You configure the agent configuration to ignore or monitor by file type.
You still receive incidents if set to ignore, or incidents are not created if set to monitor.
You may not have the file extension monitored or ignored based on what you want.
You may not have applied your agent configuration to an Agent Group. Agent configuration application is an important step that must be done.
These suggestions apply to Application File Access, CD/DVD, Local Drive, and Cloud
Go to System > Agent > Agent Configuration then click on the "Channel Filters" tab.
You use the Filter by File Properties section to create and edit monitoring filters. Using this option lets you optimize performance and reduce false positives by filtering files before detection occurs. Based on the filters you set, the DLP Agent monitors or ignores data based on protocol, destination, file size, file type, or file path. Existing filters are listed in this section. The filters run in the order they appear in the list as determined by the Order column.

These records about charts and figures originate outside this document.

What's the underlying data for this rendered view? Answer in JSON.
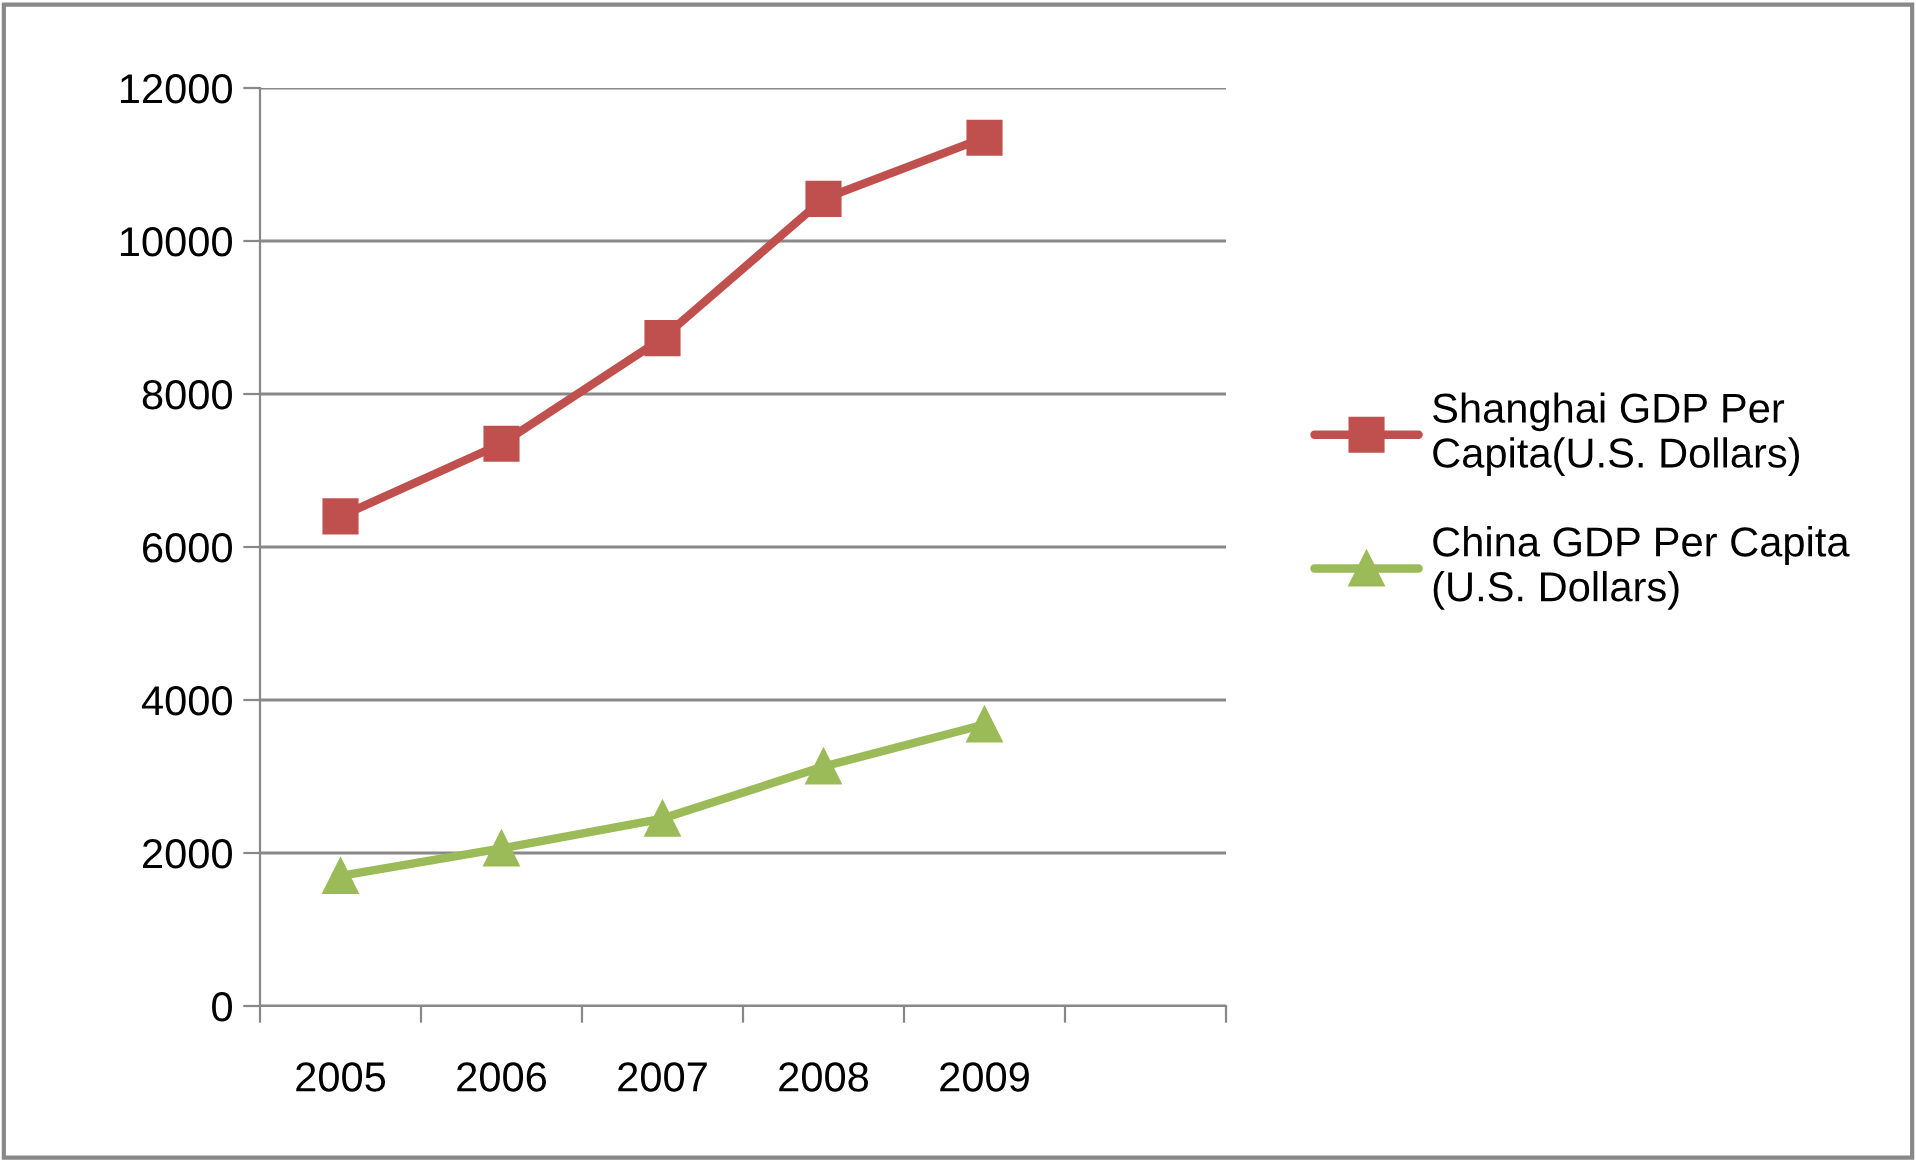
{
  "chart_data": {
    "type": "line",
    "categories": [
      "2005",
      "2006",
      "2007",
      "2008",
      "2009",
      null
    ],
    "series": [
      {
        "name": "Shanghai GDP Per Capita(U.S. Dollars)",
        "color": "#c0504d",
        "marker": "square",
        "values": [
          6400,
          7350,
          8730,
          10550,
          11350,
          null
        ]
      },
      {
        "name": "China GDP Per Capita (U.S. Dollars)",
        "color": "#9bbb59",
        "marker": "triangle",
        "values": [
          1700,
          2060,
          2450,
          3130,
          3680,
          null
        ]
      }
    ],
    "ylim": [
      0,
      12000
    ],
    "yticks": [
      0,
      2000,
      4000,
      6000,
      8000,
      10000,
      12000
    ],
    "grid": "y",
    "legend": "right",
    "line_style": "solid"
  }
}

The DLP Agent for Windows can filter specific types of files to monitor based on file signature data, also known as the true file type. File signature data, generally a short sequence of bytes at the beginning of the file, is used to identify or verify the file type. So, you cannot change the extension to prevent DLP from monitoring a file type. For example, if a user changes the .doc file name extension to .jpg, the agent can identify the file based on its signature as a DOC file, and either monitor or ignore it based on the agent configuration filter.
Note: Text files (.txt) do not contain file signature data; consequently, the agent can only monitor or ignore these types of files based on the file extension. True type filtering is not possible for TXT files.
Note: Filtering on the DLP Agent for Mac occurs using the file extension only. True file type filtering is not supported for the DLP Agent for Mac.